Inclusive youth leadership and compassionate storytelling provides a path to change and climate justice, says Kevin Reilly.
We live in a polarised world and sadly, crises such as the COVID-19 pandemic, racism, rising xenophobia and the climate crisis are dividing us even further. But there’s room for hope and optimism, I swear!
In the last five years, young people have been evidencing the blueprint to break through polarisation, to come together to solve the challenges we collectively face in our communities. Young people have brought divided communities together to achieve progressive change and forge more inclusive and equal societies. We need to take notice and start applying the lessons these movements teach us.
Young people have brought divided communities together to achieve progressive change.
The relatively recent #YesEquality and #TogetherForYes referendum campaigns in my native Ireland should be an inspiration to us. Respectively they made Ireland the first country in the world to introduce marriage equality through public vote and permitted the Irish state to legislate for safe, legal abortion and the women’s right to choose. Both were achieved through broad participation in active citizenship (in voter turnout and grassroots campaigning), and demonstrated the power of youth leadership.
Community voices across the country provided positive, emotive stories and the interpersonal nature of the campaigns was pivotal to the (more resounding than expected) results. Visiting the impromptu memorial to Savita Halappanavar (who tragically died of sepsis after being denied an abortion during a miscarriage in 2012) the day after the referendum result in 2018, summed up the profound positive effect personal stories had on Irish society and determining the referendum result. As I left a note then;
‘we shouldn’t have known your name and we’ll never forget you Savita’.
I’ve learned from these lessons, and through working with Restless Development, that young people’s strength is in their connections with each other, and their communities. This has been essential in them leading historic change and responding to crises like Ebola and COVID-19. The growing youth climate movement has also demonstrated that young leaders have an implicit understanding of what just, inclusive and intersectional climate justice means and the need to tackle all forms of oppression simultaneously, as I’m constantly reminded/ blown away by organising with the UK Youth Climate Coalition and engaging with youth groups globally.

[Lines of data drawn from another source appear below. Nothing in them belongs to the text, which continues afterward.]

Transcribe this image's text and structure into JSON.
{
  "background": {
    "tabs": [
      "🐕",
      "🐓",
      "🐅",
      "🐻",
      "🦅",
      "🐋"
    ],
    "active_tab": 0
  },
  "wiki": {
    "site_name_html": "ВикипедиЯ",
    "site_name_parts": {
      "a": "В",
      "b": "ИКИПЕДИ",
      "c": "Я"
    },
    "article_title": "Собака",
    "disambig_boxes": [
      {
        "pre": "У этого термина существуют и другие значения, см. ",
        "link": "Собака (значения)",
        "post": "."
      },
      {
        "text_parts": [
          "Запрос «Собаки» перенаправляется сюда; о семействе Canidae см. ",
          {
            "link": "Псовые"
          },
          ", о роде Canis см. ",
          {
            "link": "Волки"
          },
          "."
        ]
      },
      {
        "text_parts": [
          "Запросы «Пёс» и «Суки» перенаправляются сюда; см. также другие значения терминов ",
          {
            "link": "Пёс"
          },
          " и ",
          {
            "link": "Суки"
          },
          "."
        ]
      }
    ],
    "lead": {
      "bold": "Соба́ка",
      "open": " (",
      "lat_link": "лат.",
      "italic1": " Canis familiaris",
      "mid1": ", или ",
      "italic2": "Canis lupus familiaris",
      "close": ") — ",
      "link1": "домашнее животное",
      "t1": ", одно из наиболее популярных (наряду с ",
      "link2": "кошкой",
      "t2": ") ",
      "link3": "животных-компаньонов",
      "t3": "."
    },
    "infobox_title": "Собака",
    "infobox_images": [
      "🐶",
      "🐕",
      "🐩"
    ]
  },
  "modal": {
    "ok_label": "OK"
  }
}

So where does this leave us?
Yes, we’re passing the threshold for action on climate to avert catastrophe. Yes, our communities are polarised. But if anything, Brexit, Black Lives Matter and COVID-19 have served to highlight to everyone that something is very wrong with how we currently live, how we talk and organise with one another, and that large-scale urgent action is needed and possible.
Young people have led massive breakthroughs already to shift public and political will towards climate change, through grassroots movements (like Extinction Rebellion and Fridays for Future) and by being a disruptive force demanding action in high-level advocacy spaces like the United Nations. Young people can build on this further to transform our economies and societies on the path to climate justice.
Count Us In — a new, ambitious and unprecedented campaign that is seeking to build the largest citizen-led climate campaign ever — has launched. And I’m optimistic it can complement and further this journey to climate justice.
Like with the referendums in Ireland but at a much larger scale, young people through personal storytelling, compassion and sensitivity have the power to create a groundswell of community-led active citizenship to protect what we love before it’s too late. Many people will be joining late to the party and taking their first steps to protect our planet, our economies and our societies. And that’s ok. That’s welcome. We’re making change that matters and adding up to something bigger and we need everyone.